Methods: Forty native German speaking adult patients with refractory epilepsy were included. They completed a neuropsychological assessment, including a nine scale short form of the German version of the WAIS-III and the German socio-demographic estimation scale by Jahn et al. (1) during their presurgical diagnostic stay in our center. We calculated means, correlations, and the rate of concordance (range ±5 and ±7.5 IQ score points) between these two measures for the whole group, and a subsample of 19 patients with a global cognitive functioning level within 1 SD of the mean (IQ score range 85-115) and who had completed their formal education before epilepsy onset.

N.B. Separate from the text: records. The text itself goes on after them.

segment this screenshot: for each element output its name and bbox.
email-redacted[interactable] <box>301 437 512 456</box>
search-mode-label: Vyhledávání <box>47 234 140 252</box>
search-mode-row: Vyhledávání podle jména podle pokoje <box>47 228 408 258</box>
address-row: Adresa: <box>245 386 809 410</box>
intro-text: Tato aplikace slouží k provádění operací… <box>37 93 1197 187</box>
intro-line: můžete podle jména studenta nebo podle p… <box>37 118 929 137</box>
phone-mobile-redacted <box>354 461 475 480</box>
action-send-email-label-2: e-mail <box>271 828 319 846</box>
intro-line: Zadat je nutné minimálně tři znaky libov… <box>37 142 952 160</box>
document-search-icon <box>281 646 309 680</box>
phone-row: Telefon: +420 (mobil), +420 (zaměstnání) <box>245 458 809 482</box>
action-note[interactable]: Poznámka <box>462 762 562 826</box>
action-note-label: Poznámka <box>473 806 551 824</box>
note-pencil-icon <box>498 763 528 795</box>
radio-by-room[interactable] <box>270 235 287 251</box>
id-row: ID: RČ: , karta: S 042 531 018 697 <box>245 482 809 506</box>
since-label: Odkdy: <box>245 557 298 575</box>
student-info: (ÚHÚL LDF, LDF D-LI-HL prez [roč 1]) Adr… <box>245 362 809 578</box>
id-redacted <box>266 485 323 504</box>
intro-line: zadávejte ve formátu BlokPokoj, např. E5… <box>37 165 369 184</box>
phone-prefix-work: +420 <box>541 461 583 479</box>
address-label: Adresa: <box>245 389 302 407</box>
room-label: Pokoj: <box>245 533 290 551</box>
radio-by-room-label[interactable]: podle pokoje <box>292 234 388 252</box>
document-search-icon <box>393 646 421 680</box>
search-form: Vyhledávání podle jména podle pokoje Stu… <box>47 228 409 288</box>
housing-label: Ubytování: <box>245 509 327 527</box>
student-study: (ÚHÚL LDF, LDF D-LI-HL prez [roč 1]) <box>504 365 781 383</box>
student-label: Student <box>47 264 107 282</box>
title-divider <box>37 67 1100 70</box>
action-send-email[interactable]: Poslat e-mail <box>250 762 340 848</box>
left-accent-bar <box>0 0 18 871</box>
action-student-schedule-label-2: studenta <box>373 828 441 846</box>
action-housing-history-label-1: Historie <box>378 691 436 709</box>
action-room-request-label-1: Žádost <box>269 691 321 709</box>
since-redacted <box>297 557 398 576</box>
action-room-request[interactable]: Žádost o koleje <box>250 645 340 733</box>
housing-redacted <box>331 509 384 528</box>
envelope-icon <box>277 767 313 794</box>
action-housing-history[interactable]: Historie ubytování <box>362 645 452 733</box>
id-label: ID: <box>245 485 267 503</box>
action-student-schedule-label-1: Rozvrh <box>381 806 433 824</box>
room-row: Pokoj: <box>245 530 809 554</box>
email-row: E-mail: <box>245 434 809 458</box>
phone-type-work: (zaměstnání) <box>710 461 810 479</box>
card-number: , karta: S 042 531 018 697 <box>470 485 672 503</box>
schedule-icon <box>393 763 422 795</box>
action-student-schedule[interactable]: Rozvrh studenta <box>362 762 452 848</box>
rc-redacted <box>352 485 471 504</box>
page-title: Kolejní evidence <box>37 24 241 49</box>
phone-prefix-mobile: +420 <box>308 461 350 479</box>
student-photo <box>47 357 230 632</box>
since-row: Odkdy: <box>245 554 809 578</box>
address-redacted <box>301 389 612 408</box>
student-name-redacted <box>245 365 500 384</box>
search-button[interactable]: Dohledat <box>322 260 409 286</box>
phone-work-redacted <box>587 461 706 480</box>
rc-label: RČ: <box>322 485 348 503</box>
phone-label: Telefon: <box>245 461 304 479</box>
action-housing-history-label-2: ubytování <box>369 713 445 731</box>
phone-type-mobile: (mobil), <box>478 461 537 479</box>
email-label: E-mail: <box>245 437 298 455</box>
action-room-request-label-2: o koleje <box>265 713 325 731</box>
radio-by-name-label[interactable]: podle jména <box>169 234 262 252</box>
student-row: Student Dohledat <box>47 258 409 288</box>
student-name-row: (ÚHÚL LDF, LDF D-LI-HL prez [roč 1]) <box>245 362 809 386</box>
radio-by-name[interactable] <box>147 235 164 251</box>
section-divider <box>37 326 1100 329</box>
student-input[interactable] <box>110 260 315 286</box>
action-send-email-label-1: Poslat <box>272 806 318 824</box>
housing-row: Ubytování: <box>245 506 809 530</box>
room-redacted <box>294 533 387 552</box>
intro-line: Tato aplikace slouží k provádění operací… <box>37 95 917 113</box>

Results: The German demographic estimation scale by Jahn et al. (1) showed a significant mean overestimation of the global cognitive functioning level of eight points in the epilepsy patient sample compared with the short form WAIS-III score. The accuracy within a range of ±5 or ±7.5 IQ score points for each patient was similar to that of the healthy controls reported by Jahn et al. (1) in our subsample, but not in our whole sample.

Conclusion: Our results show that the socio-demographic scale by Jahn et al. (1) is not sufficiently reliable as an estimation tool of global cognitive functioning in epilepsy patients. It can be used to estimate global cognitive functioning in a subset of patients with a normal global cognitive functioning level who have completed their formal education before epilepsy onset, but it does not reliably predict global cognitive functioning in epilepsy patients in general, who often do not fulfill these criteria. It is therefore not a useful tool to be applied in the general neuropsychological presurgical evaluation of epilepsy patients.